AGNONE: DAL BRONZO ALLO ZUCCHERO

Postato su Aprile 10, 2017, 6:21 am
8  minuti

Agnone: tradizione, storia, forza e dolcezza

di Monica Di Perna

Agnone antica città sannita è sede di quello che si presume sia il più antico stabilimento al mondo per la fabbricazione delle campane, la Pontificia fonderia di campane Marinelli, fondato intorno all’anno 1000 e tra i pochi che possano fregiarsi dell’onore di utilizzare per i propri prodotti lo stemma pontificio.

Campana della gioventù

Agnone è famosa in tutta Italia e in Europa per la presenza, appunto, dell’antichissima Fonderia Marinelli, che è in perfetta funzione e in piena attività. Le sue origini risalgono al Medioevo e la fonderia è ricordata per la fabbricazione di campane per edifici di alto rilievo quali la Cattedrale della Beata Vergine del Santo Rosario di Pompei e dell’abbazia di Montecassino.

Le prime campane ufficiali fuse dalla fonderia Marinelli risalgono al 1339, per opera del direttore Nicodemo Marinelli, detto “Campanarus”. Nei due secoli successivi, quando l’Italia passò nelle mani degli aragonesi, i Marinelli continuarono a fondere campane per le varie chiese e campanili che venivano edificati in tutta la penisola. Nel 1924 il Papa Pio X conferì alla famiglia Marinelli l’onore di avvalersi dello Stemma Pontificio perché potessero rappresentarlo nel volto delle campane che continuavano a fondere copiosamente.

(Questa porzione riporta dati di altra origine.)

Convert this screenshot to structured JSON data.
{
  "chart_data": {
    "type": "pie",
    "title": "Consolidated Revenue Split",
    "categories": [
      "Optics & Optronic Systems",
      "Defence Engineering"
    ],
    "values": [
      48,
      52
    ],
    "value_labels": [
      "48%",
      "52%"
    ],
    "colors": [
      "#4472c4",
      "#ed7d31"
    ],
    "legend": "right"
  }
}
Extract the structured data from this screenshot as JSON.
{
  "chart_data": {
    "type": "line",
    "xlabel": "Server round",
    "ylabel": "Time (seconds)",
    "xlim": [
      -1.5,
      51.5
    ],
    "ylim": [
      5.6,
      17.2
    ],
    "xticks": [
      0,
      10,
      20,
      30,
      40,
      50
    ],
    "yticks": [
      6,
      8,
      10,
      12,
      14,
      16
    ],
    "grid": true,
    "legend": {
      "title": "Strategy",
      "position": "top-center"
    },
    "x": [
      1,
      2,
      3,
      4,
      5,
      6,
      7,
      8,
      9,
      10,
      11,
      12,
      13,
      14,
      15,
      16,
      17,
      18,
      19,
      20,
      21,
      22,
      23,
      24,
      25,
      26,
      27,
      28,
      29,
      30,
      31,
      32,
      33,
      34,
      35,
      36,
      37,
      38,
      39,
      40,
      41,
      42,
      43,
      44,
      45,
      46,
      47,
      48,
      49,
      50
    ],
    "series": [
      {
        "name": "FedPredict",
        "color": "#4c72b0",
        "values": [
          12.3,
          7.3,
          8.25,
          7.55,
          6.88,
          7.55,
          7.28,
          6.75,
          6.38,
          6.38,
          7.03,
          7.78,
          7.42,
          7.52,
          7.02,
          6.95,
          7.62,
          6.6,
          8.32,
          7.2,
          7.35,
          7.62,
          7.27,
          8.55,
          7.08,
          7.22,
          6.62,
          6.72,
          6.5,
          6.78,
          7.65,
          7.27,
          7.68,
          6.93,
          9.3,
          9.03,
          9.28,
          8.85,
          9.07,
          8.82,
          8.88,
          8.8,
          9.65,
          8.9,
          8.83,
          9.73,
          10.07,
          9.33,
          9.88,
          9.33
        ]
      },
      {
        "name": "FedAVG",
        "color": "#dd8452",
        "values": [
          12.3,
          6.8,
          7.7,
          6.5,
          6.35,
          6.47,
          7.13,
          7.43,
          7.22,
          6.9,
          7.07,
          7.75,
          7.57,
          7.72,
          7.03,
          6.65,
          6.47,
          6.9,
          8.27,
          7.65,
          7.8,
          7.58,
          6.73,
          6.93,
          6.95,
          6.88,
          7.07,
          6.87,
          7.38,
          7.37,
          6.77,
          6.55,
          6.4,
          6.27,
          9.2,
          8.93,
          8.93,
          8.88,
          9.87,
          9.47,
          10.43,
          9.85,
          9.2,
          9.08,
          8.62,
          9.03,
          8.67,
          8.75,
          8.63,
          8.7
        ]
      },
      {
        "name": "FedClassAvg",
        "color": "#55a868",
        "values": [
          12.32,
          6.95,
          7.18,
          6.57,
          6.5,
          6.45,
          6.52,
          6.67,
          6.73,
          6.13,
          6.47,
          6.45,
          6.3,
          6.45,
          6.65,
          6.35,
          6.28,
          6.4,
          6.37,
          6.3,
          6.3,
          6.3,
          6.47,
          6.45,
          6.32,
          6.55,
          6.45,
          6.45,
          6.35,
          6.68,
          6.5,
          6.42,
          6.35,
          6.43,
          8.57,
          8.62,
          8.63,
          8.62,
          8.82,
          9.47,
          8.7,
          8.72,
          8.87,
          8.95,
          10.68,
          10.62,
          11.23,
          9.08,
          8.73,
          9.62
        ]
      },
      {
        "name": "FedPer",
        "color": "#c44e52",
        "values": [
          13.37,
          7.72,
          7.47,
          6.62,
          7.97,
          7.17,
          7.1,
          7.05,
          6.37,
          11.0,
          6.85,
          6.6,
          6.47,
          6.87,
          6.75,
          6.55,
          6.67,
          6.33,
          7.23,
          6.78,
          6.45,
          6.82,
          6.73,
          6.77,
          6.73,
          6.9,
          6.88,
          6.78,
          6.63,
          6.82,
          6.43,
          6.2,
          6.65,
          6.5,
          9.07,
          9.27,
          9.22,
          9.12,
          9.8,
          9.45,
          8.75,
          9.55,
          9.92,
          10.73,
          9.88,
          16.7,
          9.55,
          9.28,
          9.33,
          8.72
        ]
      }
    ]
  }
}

I Marinelli, all’inizio del XX secolo, furono chiamati da molte chiese di tutta l’Italia perché gli impianti per l’oscillazione delle campane erano ormai obsoleti oppure gravemente danneggiati. Quando nel 1944 gli occupanti tedeschi nazisti giunsero anche in Abruzzo e in Molise la fonderia fu chiusa ed usata come quartier generale per le missioni di battaglia. Inoltre le campane che in quel periodo erano in fase di fusione furono distrutte dai nazisti e rifuse per creare dei cannoni da combattimento. Sconfitti i tedeschi, nel 1949 la fonderia Marinelli tornò ad essere luogo di riferimento per la fondazione di nuove campane. Nel Secondo dopoguerra italiano i Marinelli costruirono il concerto di campane per la Cattedrale di Montecassino, distrutta durante la celebre battaglia della seconda guerra mondiale, e così continuano a contribuire ancora oggi, ogni qualvolta venga costruita una nuova chiesa, fondendo le campane necessarie per nuovi concerti.

Oltre al Museo Storico della campana, ad Agnone si può visitare la Chiesa parrocchiale di San Francesco e il convento considerati monumento nazionale. Risalente al XIV secolo, ha un caratteristico portale gotico sormontato da un affascinante rosone. Da sottolineare la bellissima cupola a tamburo e l’originale campanile (con la parte finale in ferro battuto).

Attiguo alla chiesa di San Francesco si trova l’ex convento dei Padri conventuali, con un chiostro alle cui pareti si trovano affreschi rappresentanti la vita di San Francesco. Il

Confetto riccio di Agnone

convento è la sede della Biblioteca comunale e della Mostra permanente del libro antico.

Attraversando il centro della città e passando per Corso Vittorio Emanuele sarà possibile assaggiare un prodotto artigianale che da oltre 150, e insieme alle campane, ha contribuito a far conoscere il nome di Agnone. Si tratta del confetti ricci, che pur avendo un profilo molto più soft rispetto ai materiali utilizzati alla Fonderia Marinelli, ha avuto successo grazie alla passione di un’azienda di famiglia dedita alla produzione dolciaria.

Il confetto riccio è realizzato utilizzando una macchina, detta bassina, che ha una inclinazione diversa rispetto a quella con cui si realizzano solitamente i confetti e questa particolarità permette una confettatura delle mandorle rugosa e più abbondante. I confetti ricci si presentano con una dimensione maggiore e la loro consistenza è tenera e friabile. Si consumano solitamente freschi e possono essere conservati sottovuoto.